The fox provides for himself, but God provides for the lion.
– William Blake
Well, we’ve passed the halfway point in August and it’s cardigan weather in Devon today, even a log or two on the fire. It may not stay this way. It’s been so hot for so long the stressed trees are shedding their leaves prematurely and there’s a swathe of orange and brown over the breathless hills. There’s a group out fasting in the woods – older folks – and so last night I joined the guides for the romantically titled ‘meat bucket’ that is often a staple of camp diet. ‘We eat the food so you don’t have to,’ is how we reassure the vigilers. Wandering down through the forest (the very same as in Bardskull) as it started to get dark I felt a certain shift in the air, a moistness, that is always a foreshadowing of autumn. I find it dizzying I love it so much.
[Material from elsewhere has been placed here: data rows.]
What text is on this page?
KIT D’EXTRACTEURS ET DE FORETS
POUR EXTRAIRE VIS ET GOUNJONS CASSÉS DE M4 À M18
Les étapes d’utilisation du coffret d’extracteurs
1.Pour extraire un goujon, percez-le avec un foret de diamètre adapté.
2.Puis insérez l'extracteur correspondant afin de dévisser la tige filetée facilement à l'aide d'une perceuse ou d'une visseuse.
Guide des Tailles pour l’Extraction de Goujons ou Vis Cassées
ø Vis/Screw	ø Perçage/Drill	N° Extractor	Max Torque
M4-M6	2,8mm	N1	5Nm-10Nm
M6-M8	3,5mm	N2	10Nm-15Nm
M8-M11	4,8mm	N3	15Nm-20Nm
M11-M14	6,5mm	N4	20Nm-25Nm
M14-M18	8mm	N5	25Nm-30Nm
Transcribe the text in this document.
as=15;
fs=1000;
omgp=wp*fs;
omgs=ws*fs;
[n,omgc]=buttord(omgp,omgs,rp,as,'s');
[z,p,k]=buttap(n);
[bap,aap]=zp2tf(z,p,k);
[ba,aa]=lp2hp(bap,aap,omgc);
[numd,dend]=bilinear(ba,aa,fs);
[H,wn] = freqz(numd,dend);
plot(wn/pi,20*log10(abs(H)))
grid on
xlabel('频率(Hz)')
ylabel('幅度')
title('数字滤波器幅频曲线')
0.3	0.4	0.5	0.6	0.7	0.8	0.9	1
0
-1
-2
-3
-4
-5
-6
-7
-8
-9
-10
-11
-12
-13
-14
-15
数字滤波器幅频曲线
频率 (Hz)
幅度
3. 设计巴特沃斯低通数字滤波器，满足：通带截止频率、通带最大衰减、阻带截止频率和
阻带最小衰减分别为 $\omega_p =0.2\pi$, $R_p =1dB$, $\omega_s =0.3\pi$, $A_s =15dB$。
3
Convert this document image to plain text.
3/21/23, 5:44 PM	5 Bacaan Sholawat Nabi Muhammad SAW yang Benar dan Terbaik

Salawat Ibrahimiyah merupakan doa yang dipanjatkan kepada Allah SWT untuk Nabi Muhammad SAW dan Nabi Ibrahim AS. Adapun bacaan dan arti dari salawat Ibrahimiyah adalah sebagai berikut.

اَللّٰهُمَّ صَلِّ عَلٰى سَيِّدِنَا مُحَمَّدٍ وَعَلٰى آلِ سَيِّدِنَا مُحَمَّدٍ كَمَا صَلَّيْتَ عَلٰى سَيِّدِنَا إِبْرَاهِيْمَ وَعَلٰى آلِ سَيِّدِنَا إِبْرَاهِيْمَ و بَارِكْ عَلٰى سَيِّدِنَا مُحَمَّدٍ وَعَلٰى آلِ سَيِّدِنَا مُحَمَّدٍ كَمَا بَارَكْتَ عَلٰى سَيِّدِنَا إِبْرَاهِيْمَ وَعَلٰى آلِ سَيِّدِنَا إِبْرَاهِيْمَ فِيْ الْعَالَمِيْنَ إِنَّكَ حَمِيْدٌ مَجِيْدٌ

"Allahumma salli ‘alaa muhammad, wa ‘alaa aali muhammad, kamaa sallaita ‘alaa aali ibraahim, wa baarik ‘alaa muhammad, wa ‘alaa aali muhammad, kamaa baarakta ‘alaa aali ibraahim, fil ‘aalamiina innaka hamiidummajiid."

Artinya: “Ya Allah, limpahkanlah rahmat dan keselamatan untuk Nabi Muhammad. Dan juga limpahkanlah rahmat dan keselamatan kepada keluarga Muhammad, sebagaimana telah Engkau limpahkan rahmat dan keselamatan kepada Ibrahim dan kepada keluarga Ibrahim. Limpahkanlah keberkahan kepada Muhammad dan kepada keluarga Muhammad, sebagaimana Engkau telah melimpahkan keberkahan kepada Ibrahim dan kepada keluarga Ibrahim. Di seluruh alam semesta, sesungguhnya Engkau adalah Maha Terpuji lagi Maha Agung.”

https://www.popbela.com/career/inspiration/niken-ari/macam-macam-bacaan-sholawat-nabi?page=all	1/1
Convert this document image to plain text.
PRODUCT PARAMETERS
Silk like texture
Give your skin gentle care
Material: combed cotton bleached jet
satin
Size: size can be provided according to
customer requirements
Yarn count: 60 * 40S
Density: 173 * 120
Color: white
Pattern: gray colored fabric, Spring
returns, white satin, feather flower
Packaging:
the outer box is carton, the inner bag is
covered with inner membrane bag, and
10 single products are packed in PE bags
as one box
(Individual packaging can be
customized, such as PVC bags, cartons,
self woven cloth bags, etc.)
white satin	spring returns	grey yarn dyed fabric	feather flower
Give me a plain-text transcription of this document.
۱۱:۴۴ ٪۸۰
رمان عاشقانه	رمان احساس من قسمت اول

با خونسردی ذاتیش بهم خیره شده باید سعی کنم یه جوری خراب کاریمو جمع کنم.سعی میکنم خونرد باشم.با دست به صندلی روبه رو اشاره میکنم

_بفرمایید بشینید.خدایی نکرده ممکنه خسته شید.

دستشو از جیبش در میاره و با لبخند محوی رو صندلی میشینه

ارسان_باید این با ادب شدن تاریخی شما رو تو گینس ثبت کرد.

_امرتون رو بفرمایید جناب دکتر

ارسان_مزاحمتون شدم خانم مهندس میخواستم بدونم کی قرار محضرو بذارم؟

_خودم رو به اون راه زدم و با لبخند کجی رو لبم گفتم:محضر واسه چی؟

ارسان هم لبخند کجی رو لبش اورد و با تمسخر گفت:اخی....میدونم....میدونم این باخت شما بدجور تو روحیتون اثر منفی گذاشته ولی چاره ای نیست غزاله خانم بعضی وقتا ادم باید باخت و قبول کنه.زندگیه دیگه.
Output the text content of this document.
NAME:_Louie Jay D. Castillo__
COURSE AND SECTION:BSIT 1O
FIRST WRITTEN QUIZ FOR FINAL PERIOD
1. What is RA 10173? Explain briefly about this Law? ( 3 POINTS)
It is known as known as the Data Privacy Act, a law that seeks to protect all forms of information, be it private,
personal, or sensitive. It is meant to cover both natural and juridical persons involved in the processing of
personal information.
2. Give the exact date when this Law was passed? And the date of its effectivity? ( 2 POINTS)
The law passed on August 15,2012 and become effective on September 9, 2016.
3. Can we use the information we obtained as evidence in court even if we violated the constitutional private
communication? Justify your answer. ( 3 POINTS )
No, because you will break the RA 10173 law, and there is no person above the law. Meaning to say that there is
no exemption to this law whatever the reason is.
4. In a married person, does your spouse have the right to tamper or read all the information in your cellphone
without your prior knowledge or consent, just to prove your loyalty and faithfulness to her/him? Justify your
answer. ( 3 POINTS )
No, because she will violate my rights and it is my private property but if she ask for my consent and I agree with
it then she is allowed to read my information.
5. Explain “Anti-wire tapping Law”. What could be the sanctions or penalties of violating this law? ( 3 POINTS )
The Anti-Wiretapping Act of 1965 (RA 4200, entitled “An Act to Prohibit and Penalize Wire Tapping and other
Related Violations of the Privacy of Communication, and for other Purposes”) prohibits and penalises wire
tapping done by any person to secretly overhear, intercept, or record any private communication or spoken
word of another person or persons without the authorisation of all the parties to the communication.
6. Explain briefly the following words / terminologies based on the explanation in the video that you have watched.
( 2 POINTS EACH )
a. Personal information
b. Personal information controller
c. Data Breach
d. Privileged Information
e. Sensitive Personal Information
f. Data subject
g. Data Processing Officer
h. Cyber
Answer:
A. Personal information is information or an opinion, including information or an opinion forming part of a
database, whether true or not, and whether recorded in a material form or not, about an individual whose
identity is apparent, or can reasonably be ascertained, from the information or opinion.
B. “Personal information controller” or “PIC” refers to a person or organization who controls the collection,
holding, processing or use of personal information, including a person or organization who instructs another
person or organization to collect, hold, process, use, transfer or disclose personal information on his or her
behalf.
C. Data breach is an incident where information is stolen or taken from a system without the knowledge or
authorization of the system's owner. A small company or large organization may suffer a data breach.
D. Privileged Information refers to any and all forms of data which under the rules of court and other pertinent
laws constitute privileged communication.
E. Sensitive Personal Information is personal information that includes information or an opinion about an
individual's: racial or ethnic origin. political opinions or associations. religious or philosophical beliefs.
Members of my family have been strolling in and out of that wood for seventy years.
It’s been interesting being around – even at a distance – a group of older people out on the hill. Thinking about the Blake quote – maybe we all have to be foxlike in our younger years (the sheer hustle of it all), but maybe lionlike in our later. Trust me, I love foxes, I tell far more stories about them than I do lions, but I think we can get a sense of what Blake is on about. A certain majesty, a trust, a boldness. Take up some space in the world for goodness sake, at least your divinely appointed shape. Of course, no one can be a full moon all the time, or a tiger, or as truthful as a river. That’s one of the reasons I love those old shape-shifting stories so much, why women suck in their breath when they hear of the selkie-skin, it’s some primordial recognition of our changeability. But where the Blake quote leaves me is this: when you go the way your soul wants you to go, God provides.
Maybe not in terms of pensions and windfalls, but in livelier, more eccentric ways. More delight, certainly. God seems wildly eccentric to me, and if we are to be more like God, then maybe we should lean into a little of that too. In these words I can hear an echo of my meeting with Mr Duncan in Zennor a couple of weeks ago – the 91-year-old, Yeats reciting, deep listening fellow – he has stayed curious. I am remembering now that I’ve also been writing about Moses meeting the Burning Bush at a ripe old eighty years. Seems I’m circling back on a theme.
Jesus tells it straight – you can’t serve two guv’nors.